Friday, September 03, 2010

Government:  who needs it?

The election result isn't all bad.  If you own shares, you shouldn't be unhappy we don't have a government yet.  That's because there's a chance that the longer we don't have a government the better your shares will perform.  Or at least that's the theory according to some American investment strategists.

A few years ago, economist Mark Skousen highlighted that between 1965 and 2007 the S&P 500 Index increased at an annualised rate of 1.6 per cent when Congress was in session, and 17.6 per cent when it was out of session.

Another study analysing sharemarket returns going back to the 19th century concluded that 90 per cent of the gains made by the Dow Jones Industrial Average occurred on days when Congress wasn't sitting.  Starting in 1897, if a dollar had been invested in shares on days when Congress wasn't sitting, and was then converted to cash on days Congress was sitting, by 2000 that dollar would be worth $216.  The strategy of doing the opposite would have turned that one dollar into the princely sum of two dollars.
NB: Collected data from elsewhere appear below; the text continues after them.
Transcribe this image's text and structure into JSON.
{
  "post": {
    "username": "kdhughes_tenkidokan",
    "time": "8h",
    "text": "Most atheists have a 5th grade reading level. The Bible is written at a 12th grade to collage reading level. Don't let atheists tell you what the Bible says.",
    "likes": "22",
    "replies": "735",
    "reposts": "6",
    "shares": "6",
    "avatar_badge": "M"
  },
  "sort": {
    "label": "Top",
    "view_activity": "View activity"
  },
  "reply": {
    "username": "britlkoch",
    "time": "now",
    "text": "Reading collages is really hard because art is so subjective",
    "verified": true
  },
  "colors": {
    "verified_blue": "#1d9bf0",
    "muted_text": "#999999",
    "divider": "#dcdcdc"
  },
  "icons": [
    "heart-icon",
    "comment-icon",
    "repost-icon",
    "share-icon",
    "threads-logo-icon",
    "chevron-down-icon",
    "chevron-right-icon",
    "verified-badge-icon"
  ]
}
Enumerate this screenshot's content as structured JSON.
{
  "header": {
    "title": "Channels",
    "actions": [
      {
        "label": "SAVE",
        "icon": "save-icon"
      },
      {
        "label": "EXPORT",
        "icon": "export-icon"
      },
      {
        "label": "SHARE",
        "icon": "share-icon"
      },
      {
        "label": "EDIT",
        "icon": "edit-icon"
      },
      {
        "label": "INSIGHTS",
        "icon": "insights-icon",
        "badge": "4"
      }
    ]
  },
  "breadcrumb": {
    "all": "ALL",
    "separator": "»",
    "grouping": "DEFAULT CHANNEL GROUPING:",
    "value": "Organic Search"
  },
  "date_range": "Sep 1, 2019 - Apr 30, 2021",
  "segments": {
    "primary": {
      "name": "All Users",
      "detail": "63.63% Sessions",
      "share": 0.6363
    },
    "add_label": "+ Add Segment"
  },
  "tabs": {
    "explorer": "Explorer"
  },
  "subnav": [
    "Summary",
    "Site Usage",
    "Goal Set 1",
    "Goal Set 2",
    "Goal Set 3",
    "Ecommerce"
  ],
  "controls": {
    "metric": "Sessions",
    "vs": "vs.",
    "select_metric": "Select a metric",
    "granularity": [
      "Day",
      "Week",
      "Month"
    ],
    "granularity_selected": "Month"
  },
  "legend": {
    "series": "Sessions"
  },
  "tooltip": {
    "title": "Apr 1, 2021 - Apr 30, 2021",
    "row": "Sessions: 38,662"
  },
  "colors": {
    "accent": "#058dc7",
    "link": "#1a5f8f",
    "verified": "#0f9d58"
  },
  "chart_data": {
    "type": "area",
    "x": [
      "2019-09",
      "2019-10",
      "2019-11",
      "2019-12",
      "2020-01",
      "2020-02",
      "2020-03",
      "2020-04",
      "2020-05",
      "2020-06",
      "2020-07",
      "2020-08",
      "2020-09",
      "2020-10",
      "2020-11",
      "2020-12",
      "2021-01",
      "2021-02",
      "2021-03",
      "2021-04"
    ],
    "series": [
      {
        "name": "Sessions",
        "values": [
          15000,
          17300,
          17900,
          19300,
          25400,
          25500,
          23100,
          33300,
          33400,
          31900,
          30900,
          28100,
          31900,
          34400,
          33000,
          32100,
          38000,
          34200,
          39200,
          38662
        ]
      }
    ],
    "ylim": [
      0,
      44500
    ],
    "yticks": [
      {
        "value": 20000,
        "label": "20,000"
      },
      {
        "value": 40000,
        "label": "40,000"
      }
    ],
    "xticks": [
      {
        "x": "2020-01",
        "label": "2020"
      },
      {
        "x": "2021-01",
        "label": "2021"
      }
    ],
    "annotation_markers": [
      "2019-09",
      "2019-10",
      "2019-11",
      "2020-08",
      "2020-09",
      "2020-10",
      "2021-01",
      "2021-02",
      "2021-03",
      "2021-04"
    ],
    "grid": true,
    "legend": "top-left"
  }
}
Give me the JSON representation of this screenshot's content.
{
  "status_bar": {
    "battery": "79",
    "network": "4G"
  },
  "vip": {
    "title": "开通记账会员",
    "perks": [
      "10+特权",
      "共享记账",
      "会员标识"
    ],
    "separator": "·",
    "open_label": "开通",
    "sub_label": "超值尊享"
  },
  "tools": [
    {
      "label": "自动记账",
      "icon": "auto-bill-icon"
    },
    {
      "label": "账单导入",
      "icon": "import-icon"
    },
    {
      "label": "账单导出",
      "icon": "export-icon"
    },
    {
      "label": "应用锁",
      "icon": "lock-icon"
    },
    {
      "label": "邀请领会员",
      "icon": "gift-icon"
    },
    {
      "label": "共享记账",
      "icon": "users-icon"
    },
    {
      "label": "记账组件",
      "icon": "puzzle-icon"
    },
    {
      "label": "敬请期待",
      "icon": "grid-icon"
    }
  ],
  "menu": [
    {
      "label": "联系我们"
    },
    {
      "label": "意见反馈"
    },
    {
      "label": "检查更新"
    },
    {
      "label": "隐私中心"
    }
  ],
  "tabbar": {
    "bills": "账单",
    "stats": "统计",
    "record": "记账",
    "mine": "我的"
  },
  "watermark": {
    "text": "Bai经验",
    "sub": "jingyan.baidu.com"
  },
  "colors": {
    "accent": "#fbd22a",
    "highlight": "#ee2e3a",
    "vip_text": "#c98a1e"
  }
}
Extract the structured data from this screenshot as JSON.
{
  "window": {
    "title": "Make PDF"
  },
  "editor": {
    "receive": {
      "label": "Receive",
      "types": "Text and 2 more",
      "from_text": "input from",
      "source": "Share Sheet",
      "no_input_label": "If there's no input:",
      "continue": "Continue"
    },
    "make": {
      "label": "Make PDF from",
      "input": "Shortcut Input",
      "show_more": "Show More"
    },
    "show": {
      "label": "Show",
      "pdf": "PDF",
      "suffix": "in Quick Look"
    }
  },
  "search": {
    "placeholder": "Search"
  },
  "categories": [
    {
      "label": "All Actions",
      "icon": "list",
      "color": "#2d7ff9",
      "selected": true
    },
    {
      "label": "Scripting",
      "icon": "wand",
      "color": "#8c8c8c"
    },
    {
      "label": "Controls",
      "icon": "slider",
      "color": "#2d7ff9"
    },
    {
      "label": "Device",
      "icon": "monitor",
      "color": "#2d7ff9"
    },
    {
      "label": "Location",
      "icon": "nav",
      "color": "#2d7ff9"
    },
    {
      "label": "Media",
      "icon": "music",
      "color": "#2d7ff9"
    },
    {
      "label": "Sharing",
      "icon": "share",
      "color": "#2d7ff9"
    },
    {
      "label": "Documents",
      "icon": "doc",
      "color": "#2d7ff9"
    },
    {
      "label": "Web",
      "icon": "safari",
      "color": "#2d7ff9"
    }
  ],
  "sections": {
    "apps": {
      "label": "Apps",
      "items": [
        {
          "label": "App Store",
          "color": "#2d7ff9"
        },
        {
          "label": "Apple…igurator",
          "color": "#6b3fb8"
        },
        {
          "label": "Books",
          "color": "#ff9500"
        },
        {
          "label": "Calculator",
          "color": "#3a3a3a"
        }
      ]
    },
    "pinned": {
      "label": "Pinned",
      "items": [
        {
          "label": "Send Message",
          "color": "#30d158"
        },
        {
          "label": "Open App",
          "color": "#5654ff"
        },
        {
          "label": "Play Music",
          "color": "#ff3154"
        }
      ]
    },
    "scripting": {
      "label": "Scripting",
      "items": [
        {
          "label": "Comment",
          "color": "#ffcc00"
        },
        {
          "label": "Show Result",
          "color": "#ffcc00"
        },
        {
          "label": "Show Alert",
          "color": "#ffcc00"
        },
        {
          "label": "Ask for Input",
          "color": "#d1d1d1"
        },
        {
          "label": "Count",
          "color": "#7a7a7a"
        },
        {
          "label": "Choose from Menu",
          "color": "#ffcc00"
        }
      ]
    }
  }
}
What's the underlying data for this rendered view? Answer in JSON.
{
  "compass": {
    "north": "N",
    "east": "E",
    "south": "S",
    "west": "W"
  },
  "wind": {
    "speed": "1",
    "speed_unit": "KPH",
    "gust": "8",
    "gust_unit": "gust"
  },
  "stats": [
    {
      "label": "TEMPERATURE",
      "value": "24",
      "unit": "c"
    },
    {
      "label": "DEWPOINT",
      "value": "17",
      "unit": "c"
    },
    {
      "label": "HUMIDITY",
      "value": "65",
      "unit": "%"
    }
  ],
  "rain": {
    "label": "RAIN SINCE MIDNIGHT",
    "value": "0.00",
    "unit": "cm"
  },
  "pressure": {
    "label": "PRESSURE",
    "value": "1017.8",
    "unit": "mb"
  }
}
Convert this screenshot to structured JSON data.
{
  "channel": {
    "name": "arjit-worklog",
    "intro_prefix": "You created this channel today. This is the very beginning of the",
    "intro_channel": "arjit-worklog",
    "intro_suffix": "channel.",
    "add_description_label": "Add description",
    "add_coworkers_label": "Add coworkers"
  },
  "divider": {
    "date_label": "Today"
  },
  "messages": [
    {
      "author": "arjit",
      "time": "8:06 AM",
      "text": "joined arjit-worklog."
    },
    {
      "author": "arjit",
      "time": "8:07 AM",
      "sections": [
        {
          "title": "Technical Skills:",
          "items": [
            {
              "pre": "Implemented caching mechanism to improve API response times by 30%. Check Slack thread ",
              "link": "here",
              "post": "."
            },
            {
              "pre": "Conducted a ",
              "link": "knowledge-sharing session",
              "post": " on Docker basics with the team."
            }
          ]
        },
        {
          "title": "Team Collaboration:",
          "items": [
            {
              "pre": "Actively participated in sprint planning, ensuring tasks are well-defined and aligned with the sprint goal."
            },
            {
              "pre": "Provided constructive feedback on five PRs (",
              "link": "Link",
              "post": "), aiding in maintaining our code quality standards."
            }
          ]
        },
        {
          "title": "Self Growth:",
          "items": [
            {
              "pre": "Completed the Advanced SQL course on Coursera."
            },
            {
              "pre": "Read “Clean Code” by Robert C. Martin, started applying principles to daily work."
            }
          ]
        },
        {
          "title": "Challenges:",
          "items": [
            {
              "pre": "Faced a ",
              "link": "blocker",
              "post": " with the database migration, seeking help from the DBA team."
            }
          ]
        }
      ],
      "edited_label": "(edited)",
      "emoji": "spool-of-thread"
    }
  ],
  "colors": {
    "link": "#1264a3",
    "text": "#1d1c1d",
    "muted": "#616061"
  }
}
In the US, the ''Congressional Effect Fund'' was established in 2008.  It advertises itself as ''the first mutual fund to explicitly seek to minimise investor exposure to potentially negative impact of new and proposed congressional legislation on the broad stockmarket''.  It rejoices in the insights of people like Thomas Paine, ''That government is best that governs least'', and judge Gideon Tucker, a New York circuit judge who in 1866 pronounced:  ''No man's life, liberty or property are safe when the legislature is in session.''

The sort of analysis that's been done in the United States hasn't been performed for Australia.  But there's no reason to think the theory wouldn't apply here as well.  Just think what the national broadband network has done to Telstra's share price.  Or what the resource super profits tax did to mining stocks.  Plus, of course, there's the spectre of legislation to set a carbon price.  (Incidentally, it's ingenious how Labor and the Greens don't talk about putting a tax on carbon emissions -- they instead call it setting a carbon price).

And those are only examples from the past 12 months.  If you go back a century there would be dozens of examples of how successive Australian parliaments have destroyed shareholder value.

Admittedly there are some things that Parliaments do that are useful.  Such as passing tax cuts.  But the bad days in Parliament outweigh the good days.  Even if Parliament isn't actually passing legislation, there's the threat of legislation, and that creates uncertainty, and uncertainty is bad for business.  Even after a law is passed there's the uncertainty of how it will be interpreted.  As laws become more detailed and more complex, uncertainty increases.  Single pieces of legislation now routinely run to hundreds of pages.  Barack Obama's package to overhaul financial regulation in the United States totalled more than 1000 pages.  The legislation to establish Kevin Rudd's emissions trading scheme was 374 pages.  Inevitably, a government will be formed in Canberra and at the moment it's likely that it will be Julia Gillard who'll be sworn in as prime minister, eventually.  Soon enough Parliament will start passing laws.

It could be however, that as a result of the rise of the independents, the process of passing laws will at least be slowed down.  If the power of the executive over Parliament were weakened if there were an independent speaker.  and if committee structures were strengthened, there's the possibility well get fewer laws, and the laws that we get will be better.

There's scope for a lot more scrutiny to be applied to the proposals that governments present to the Parliament.  An upper house not controlled by the government has the potential to do some good.  Hostile upper houses are not necessarily an impediment to reform, and there are plenty of precedents to demonstrate this from here and around the world.  John Howard ultimately got his goods and services tax through a Senate he didn't control.  In the US, Ronald Reagan, for his entire period as president, never had the benefit of a Republican party majority in the Congress.

It's nice to see that Australians are learning to live without a government.  We've adjusted quickly.  After nearly a fortnight, the machinations in Canberra aren't even the lead story on the nightly news.  Maybe some positives will have emerged from a hung Parliament.  For one thing, maybe well have learned we don't need government quite as much as we think we do.